The big opportunity for party politics comes on Tuesday at the Parliamentary pōwhiri at the Upper Marae on the Treaty grounds. About 70 MPs are expected - well over half of Parliament. Much like last year, all party leaders will be allowed to speak and all MPs will be singing a waiata for each speaker. (That means Ardern will sing a waiata for Bridges and vice versa.)
This is a new way of doing things that began last year with the location change - from Ngāpuhi's Te Tii Marae to the "upper" marae built in 1940. Earpieces with simultaneous translation of the speakers will also be provided.
"To show we are a united country we need to show all of Parliament is doing things differently," Davis said.
Davis believed this sort of organisation and inclusion of other parties would help dull the notion that Waitangi Day had become a "protest-fest". That notion helped keep former prime minsters John Key, Bill English, and even Helen Clark away in their day.

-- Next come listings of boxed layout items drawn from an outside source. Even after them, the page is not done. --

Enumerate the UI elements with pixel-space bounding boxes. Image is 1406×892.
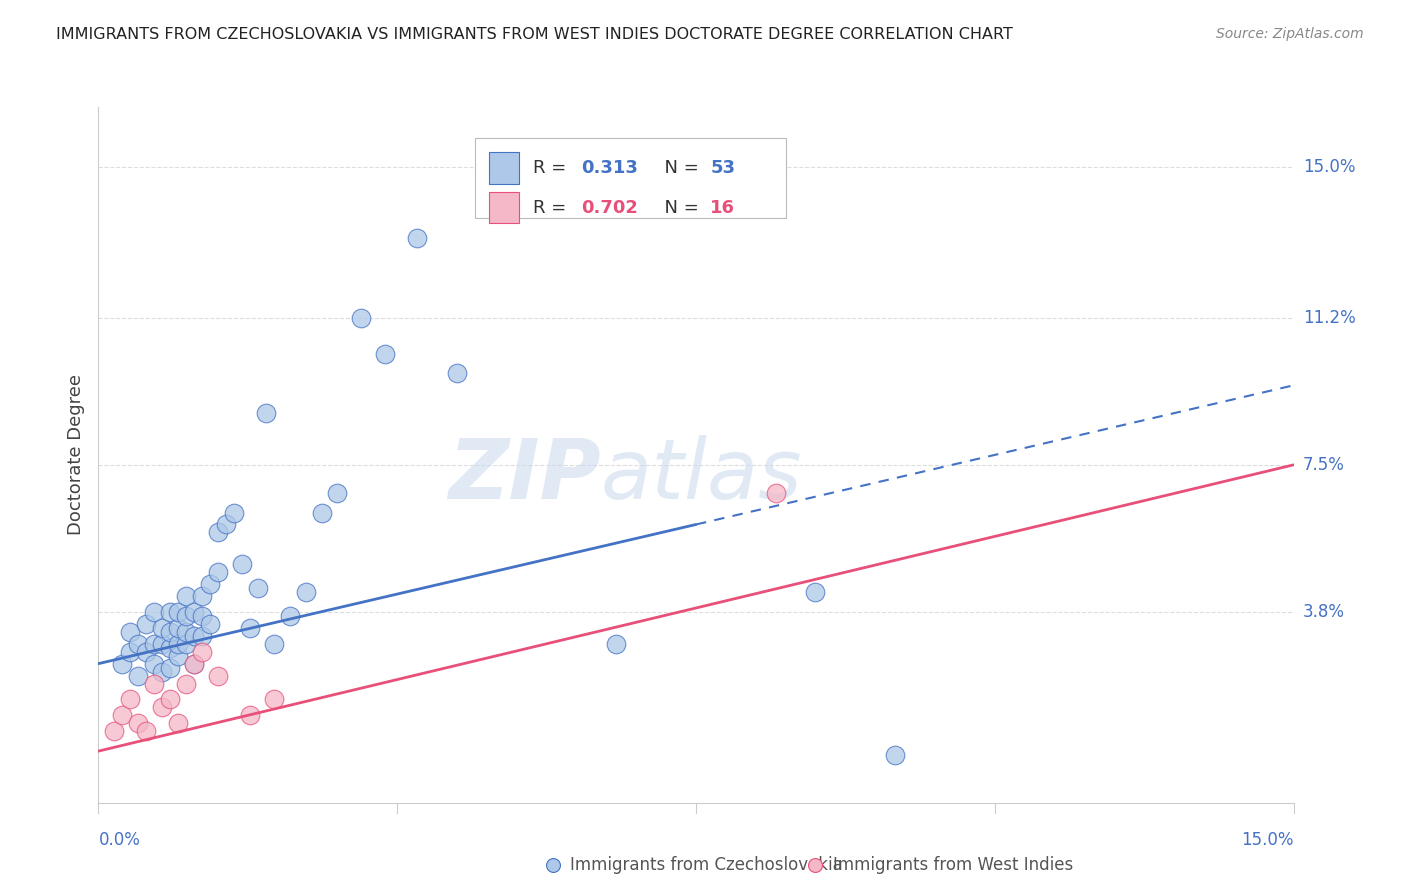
Point bbox=[183, 629, 205, 643]
Point bbox=[159, 605, 181, 619]
Point bbox=[174, 624, 197, 639]
FancyBboxPatch shape bbox=[489, 153, 519, 184]
Text: Immigrants from Czechoslovakia: Immigrants from Czechoslovakia bbox=[571, 856, 844, 874]
Text: 15.0%: 15.0% bbox=[1303, 158, 1355, 176]
Point bbox=[406, 231, 429, 245]
Point bbox=[884, 748, 907, 763]
Point bbox=[167, 605, 190, 619]
Point bbox=[127, 668, 149, 682]
Point bbox=[159, 660, 181, 674]
Point bbox=[167, 648, 190, 663]
Point bbox=[198, 577, 221, 591]
Point bbox=[605, 637, 627, 651]
Point bbox=[311, 506, 333, 520]
Point bbox=[183, 657, 205, 671]
Point bbox=[278, 609, 301, 624]
Text: Source: ZipAtlas.com: Source: ZipAtlas.com bbox=[1216, 27, 1364, 41]
Point bbox=[207, 565, 229, 579]
Point bbox=[231, 558, 253, 572]
Point bbox=[246, 581, 269, 595]
Text: 16: 16 bbox=[710, 199, 735, 217]
Point bbox=[120, 624, 142, 639]
Y-axis label: Doctorate Degree: Doctorate Degree bbox=[66, 375, 84, 535]
Point bbox=[167, 621, 190, 635]
Text: R =: R = bbox=[533, 199, 578, 217]
Point bbox=[294, 585, 316, 599]
Point bbox=[120, 692, 142, 706]
Point bbox=[765, 485, 787, 500]
Text: 7.5%: 7.5% bbox=[1303, 456, 1346, 474]
Point bbox=[135, 724, 157, 739]
Point bbox=[159, 624, 181, 639]
Point bbox=[239, 708, 262, 723]
Point bbox=[103, 724, 125, 739]
Point bbox=[174, 609, 197, 624]
Text: atlas: atlas bbox=[600, 435, 801, 516]
Point bbox=[804, 585, 827, 599]
Point bbox=[263, 692, 285, 706]
Text: Immigrants from West Indies: Immigrants from West Indies bbox=[834, 856, 1074, 874]
Text: ZIP: ZIP bbox=[447, 435, 600, 516]
Point bbox=[263, 637, 285, 651]
Point bbox=[446, 367, 468, 381]
Point bbox=[111, 708, 134, 723]
Point bbox=[143, 657, 166, 671]
Point bbox=[254, 406, 277, 420]
Point bbox=[215, 517, 238, 532]
Point bbox=[150, 637, 173, 651]
Text: N =: N = bbox=[652, 199, 704, 217]
Point bbox=[143, 676, 166, 690]
Point bbox=[159, 692, 181, 706]
Point bbox=[150, 700, 173, 714]
Text: 0.313: 0.313 bbox=[581, 159, 638, 177]
Point bbox=[150, 665, 173, 679]
Point bbox=[191, 589, 214, 603]
Point bbox=[374, 346, 396, 360]
Text: N =: N = bbox=[652, 159, 704, 177]
Text: 0.0%: 0.0% bbox=[98, 830, 141, 848]
Point bbox=[326, 485, 349, 500]
Point bbox=[174, 676, 197, 690]
Text: R =: R = bbox=[533, 159, 578, 177]
Text: 11.2%: 11.2% bbox=[1303, 309, 1355, 326]
Point bbox=[167, 637, 190, 651]
Point bbox=[167, 716, 190, 731]
Text: 53: 53 bbox=[710, 159, 735, 177]
Point bbox=[174, 637, 197, 651]
Point bbox=[127, 637, 149, 651]
Point bbox=[183, 657, 205, 671]
Point bbox=[191, 609, 214, 624]
Point bbox=[111, 657, 134, 671]
Point bbox=[222, 506, 245, 520]
Point bbox=[191, 645, 214, 659]
FancyBboxPatch shape bbox=[475, 138, 786, 219]
Point bbox=[135, 645, 157, 659]
Text: 0.702: 0.702 bbox=[581, 199, 638, 217]
Text: 3.8%: 3.8% bbox=[1303, 603, 1346, 621]
Point bbox=[127, 716, 149, 731]
Point bbox=[239, 621, 262, 635]
Point bbox=[120, 645, 142, 659]
Point bbox=[143, 605, 166, 619]
Point bbox=[159, 640, 181, 655]
Point bbox=[350, 310, 373, 325]
Point bbox=[150, 621, 173, 635]
Text: IMMIGRANTS FROM CZECHOSLOVAKIA VS IMMIGRANTS FROM WEST INDIES DOCTORATE DEGREE C: IMMIGRANTS FROM CZECHOSLOVAKIA VS IMMIGR… bbox=[56, 27, 1014, 42]
Point bbox=[174, 589, 197, 603]
FancyBboxPatch shape bbox=[489, 192, 519, 223]
Point bbox=[135, 616, 157, 631]
Point bbox=[207, 525, 229, 540]
Point bbox=[207, 668, 229, 682]
Text: 15.0%: 15.0% bbox=[1241, 830, 1294, 848]
Point bbox=[191, 629, 214, 643]
Point bbox=[198, 616, 221, 631]
Point bbox=[183, 605, 205, 619]
Point bbox=[143, 637, 166, 651]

Bridges, who will be in his electorate of Tauranga on the actual day, said he thought it was important to visit the actual place the Treaty was signed. But he also understood why English and Key had stayed away.
"It was a more febrile time back there. They made understandable decisions given the state of play," Bridges said.
But the pōwhiri is just one of many events planned over the week. Announcements are planned all over Northland, including a Sunday morning event at Otamatea Marae, where pioneering Labour MP Paraire Paikea is buried. These announcements will be a good place for the Government to flex its fiscal muscles - particularly for NZ First MP Shane Jones, whose provincial growth fund is likely to get a look in. NZ First MPs generally see Northland as their best chance of securing an electoral seat and thus some safety should the party dip below 5 per cent at the next election.
Meanwhile, Green Party co-leader Marama Davidson will be addressing a hikoi (protest) on Wednesday aimed at reducing pollution of the Hokianga Harbour. from nearby holiday homes.
"Hokianga is my homeland, I grew up swimming in and eating from the harbour. Every year I return home and feel how deeply precious its water is. It is our lifeline," Davidson said.
"I'll be at Waitangi to represent the tangata whenua and Hokianga locals who are calling for help to save the precious waters of the harbour."
This issue perfectly combines the environment and treaty issues for the Green Party.
But treaty settlements are also a bit of a vexed issue for the wider Government. The biggest prize - a settlement with Ngāpuhi - remains out of reach for Minister Andrew Little. He can hardly be blamed for this, as the giant iwi cannot settle their own differences and settle on a negotiating mandate. But he will have to be a part of the solution, and he started off his tenure as minister confident his new plan for negotiations would be successful.
Little won't solve that problem this week but he does plan to "engage" with Ngāpuhi while he is visiting their land.
"We're keen to do whatever we can do to make progress," Little told Stuff on Wednesday.
"I wouldn't describe it as 'parked up'. It's an issue I deal with daily - exploring next steps and alternatives."
Then there's the even bigger challenge lapping at the Government - how to fix water issues without upsetting the bicultural constitutional balance by deciding if someone "owns" water. Thus far Environment Minister David Parker hasn't had too much luck with that.
Issues like water and the ongoing problems with the Tauranga Moana settlement could see more protest enter the fray this year. (There wasn't really much last year.)
But Ardern has made clear such protest would not see her follow her predecessors and avoid the area in years to come. Indeed, she said last year she saw it as a key part of the national day.
"I will always maintain that we should not seek perfection on our national day," Ardern said.
"Speaking frankly and openly is not a sign of failure, but a sign of the health of our nation - and a sign that we must keep pushing to be better."